A wish of Christine E. Lynn, the College's namesake, was to ensure that FAU's nursing program kept a particular focus on holistic nursing, referred to as "caring science" by the college. Because of this, the nursing building situated on the Boca Raton campus was designed to be a sustainable building surrounded by greenery. The building sits in front of a lake and features indoor-outside architecture with floor-to-ceiling windows, a large central rotunda, and a shaded garden area. At the time of its dedication, it was the only college of nursing in the United States to achieve LEED gold certification from the U.S. Green Building Council.

Keeping with the values of holistic nursing, the building was designed to infuse feng shui principles, a traditional Chinese healing practice, to promote positive energy.

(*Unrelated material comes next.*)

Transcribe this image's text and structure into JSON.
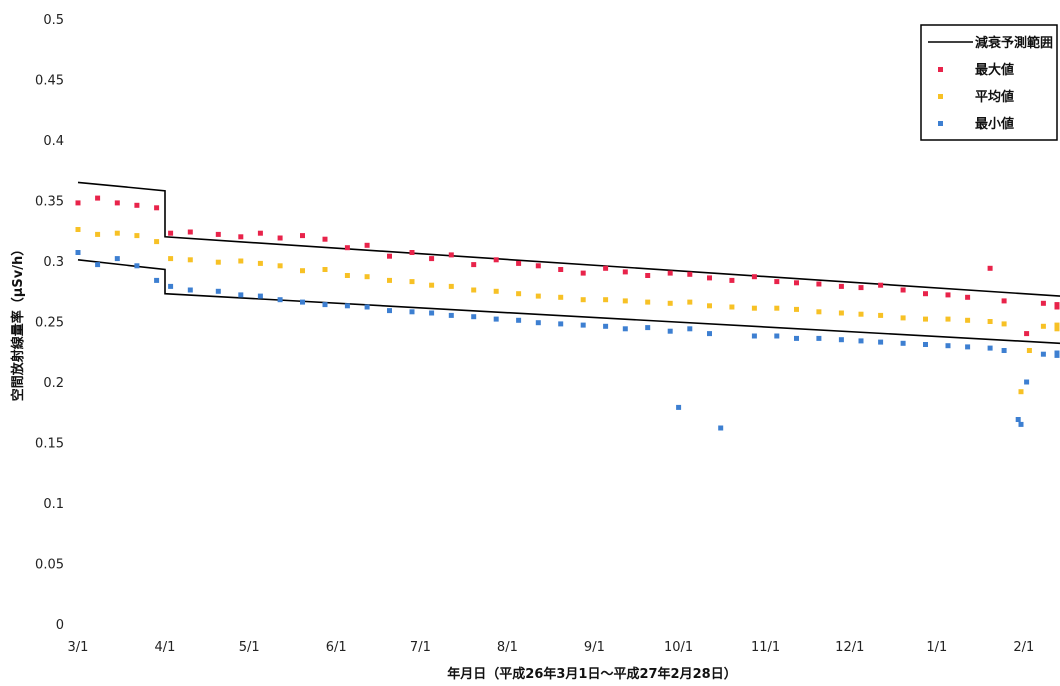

Placards and small monuments are installed around the College's building to promote "balance and harmony" and symbolize Feng Shui elemental principles like water and earth.

== Accreditation ==
As one of Florida Atlantic University's academic colleges, it is accredited by the Southern Association of Colleges and Schools Commission on Colleges. The College of Nursing is independently accredited by the Commission on Collegiate Nursing Education and its undergraduate BSN degree is an approved program by the Florida State Board of Nursing. The College of Nursing maintains one additional endorsement for all its degree programs by the American Holistic Nursing Credential Corporation.